The AIM Admission Document
Prior to admission to the AIM Stock Exchange, a company, along with its team of AIM advisors, will
produce an admission document that will be made available to all prospective investors. This sets out
such detailed information on the company, its activities, future plans, Directors’ details, together with
containing historical financial information for the last 3 years (if the company has a 3 year trading
history).
Additional documentation
There are certain other documents that must be prepared in order to produce the admission document
for the AIM Stock Exchange; these include;
a working capital report, which will confirm that the company has sufficient working capital for
at least the 12 months following admission to AIM
an accountant’s financial due diligence report, often referred to as the ‘long form report’, and
prepared for the Nomad and the Directors
a legal due diligence report on the company prepared for the Nomad and the directors
Director’s Lock‐ins
Where a company has been recently incorporated, and has not traded in the two years prior to
admission to the AIM Stock Exchange, the Directors and/or substantial shareholders and their respective
families may need to agree to a ‘lock‐in period’ following admission to AIM. During the lock‐in period
they will agree not to sell their shares in the company.

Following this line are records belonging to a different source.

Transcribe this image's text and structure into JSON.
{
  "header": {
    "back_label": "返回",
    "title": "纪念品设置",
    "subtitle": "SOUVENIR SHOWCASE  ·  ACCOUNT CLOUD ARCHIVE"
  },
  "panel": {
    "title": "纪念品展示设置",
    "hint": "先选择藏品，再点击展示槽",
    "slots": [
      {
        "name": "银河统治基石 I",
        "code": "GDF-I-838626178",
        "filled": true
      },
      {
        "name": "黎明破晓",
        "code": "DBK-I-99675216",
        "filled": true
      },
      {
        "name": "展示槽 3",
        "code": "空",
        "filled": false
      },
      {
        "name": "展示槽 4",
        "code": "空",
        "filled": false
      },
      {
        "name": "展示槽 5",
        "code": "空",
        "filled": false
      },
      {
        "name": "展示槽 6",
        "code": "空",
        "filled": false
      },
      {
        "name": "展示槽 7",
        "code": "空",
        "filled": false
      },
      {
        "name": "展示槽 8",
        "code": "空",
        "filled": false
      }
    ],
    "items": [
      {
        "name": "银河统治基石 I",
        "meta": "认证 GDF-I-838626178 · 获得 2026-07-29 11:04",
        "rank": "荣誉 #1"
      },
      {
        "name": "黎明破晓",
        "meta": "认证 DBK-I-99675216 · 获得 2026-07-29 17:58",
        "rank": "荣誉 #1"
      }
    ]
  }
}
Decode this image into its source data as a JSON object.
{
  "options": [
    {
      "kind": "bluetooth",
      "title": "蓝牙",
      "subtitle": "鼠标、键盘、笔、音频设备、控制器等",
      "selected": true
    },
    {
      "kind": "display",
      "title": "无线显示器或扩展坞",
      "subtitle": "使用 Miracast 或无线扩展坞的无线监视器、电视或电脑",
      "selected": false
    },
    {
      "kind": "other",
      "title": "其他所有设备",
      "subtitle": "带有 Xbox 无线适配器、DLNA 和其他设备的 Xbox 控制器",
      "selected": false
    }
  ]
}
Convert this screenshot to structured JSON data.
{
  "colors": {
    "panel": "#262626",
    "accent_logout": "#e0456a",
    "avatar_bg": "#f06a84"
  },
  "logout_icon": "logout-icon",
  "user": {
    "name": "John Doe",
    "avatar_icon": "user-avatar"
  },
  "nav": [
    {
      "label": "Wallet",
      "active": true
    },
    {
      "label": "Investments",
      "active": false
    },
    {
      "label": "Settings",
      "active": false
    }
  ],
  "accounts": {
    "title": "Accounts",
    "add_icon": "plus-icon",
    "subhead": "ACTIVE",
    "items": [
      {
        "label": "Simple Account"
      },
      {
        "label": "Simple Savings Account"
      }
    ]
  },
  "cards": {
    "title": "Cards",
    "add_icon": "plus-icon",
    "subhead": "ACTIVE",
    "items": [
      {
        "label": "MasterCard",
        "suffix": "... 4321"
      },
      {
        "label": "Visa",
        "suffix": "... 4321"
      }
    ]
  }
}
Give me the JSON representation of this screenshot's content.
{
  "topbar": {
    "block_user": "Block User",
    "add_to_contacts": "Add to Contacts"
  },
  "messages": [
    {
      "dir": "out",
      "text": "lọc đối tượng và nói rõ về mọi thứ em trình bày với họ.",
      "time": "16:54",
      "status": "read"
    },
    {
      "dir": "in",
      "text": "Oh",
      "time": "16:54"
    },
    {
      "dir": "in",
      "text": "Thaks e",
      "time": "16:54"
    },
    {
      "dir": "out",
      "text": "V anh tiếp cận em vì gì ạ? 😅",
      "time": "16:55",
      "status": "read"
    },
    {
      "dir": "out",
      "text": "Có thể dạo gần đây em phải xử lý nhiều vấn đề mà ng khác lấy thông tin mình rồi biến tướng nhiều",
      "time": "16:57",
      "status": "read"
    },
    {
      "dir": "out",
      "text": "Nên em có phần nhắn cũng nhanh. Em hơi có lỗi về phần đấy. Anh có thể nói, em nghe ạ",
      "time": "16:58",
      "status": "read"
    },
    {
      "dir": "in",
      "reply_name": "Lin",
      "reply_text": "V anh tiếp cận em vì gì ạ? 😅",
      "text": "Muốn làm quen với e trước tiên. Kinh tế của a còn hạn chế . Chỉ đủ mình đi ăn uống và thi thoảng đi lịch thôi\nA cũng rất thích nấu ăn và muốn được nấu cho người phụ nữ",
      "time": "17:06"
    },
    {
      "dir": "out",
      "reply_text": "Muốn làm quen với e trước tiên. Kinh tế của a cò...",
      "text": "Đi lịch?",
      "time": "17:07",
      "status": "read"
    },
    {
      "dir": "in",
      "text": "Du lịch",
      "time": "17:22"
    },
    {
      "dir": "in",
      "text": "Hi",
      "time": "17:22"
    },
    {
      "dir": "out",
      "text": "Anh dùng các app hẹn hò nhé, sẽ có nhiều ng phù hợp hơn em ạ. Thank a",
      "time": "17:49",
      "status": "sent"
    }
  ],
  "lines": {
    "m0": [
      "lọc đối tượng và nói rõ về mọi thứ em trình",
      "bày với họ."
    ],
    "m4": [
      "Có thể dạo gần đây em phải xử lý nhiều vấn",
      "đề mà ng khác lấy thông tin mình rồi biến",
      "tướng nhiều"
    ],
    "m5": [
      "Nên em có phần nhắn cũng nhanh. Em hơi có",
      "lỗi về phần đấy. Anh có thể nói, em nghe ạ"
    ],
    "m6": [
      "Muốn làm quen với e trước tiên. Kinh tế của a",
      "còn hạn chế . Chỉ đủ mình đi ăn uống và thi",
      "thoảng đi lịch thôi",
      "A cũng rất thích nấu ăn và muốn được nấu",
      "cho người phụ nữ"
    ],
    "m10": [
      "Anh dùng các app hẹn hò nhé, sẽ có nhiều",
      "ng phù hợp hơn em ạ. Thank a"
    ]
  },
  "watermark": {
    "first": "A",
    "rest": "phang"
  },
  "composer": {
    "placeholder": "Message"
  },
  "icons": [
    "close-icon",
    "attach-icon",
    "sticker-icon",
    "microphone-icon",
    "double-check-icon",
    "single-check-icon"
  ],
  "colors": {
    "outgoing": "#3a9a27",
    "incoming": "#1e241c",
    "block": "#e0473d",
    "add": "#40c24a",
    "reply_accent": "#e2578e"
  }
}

THE AIM STOCK EXCHANGE GUIDE FOR COMPANIES PAGE 8
5. RAISING FUNDING ON THE AIM STOCK EXCHANGE
If the company wishes to raise funds on the AIM Stock Exchange at the same time it joins the market,
often the process begins after the company’s final draft admission document known as ‘the pathfinder
document’.
The company will be required to make presentations to potential investors. This may require the
company’s senior management team committing a number of days to the process.
When the company has received the required take‐up of its shares from investors, a pre‐admission
announcement is made to the London Stock Exchange 10 business days before the admission date.
Three business days prior to admission to the AIM Stock Exchange, the admission document is published
and the main admission announcement is made.
THE AIM STOCK EXCHANGE GUIDE FOR COMPANIES PAGE 9
6. THE COSTS OF JOINING THE AIM STOCK EXCHANGE
The costs of admission to AIM consist of the fees of each of the professional advisers involved, whose
fees will vary, depending upon the level of their work involved, and The London Stock Exchange’s fees.
If the company requires a prospectus, there will need to be a consultation process with the UK Listing
Authority (UKLA) well in advance of admission and this may also have an impact on costs and timing.
Managing the costs of joining AIM
Companies often raise additional funding on the market to pay the costs of joining AIM. In many cases it
is also prudent to back end load the AIM advisor fees until the company has gained admission the
market.
It is also considered prudent to agree that a proportion of the AIM advisor fees are contingent on a
successful admission and fundraising. In the majority of admissions and initial fundraisings the costs of
the total costs transaction will be less than 10% of the total money raised.
THE AIM STOCK EXCHANGE GUIDE FOR COMPANIES PAGE 10
7. OVERSEAS COMPANIES JOINING THE AIM STOCK EXCHANGE
There is a fast‐track procedure to the AIM Stock Exchange for companies that already have a listing on
certain designated stock markets around the world. The fast‐track route makes the process of joining
AIM more straightforward and can be used by companies that have been listed on designated stock
exchanges such as The Australian Stock Exchange, Deutsche Börse, Euronext, Toronto Stock Exchange, or
NASDAQ for a minimum period of 18 months prior to admission to the AIM Stock Exchange.
The key benefit of the fast track route is that it removes the need for a company to produce an
admission document. A company makes an announcement 20 business days before admission and files
its annual report and accounts with the London Stock Exchange three business days prior to admission to
AIM.
One of the drawbacks of the fast‐track procedure is that it is not available if the company wishes to
undertake a fundraising at the same time as admission.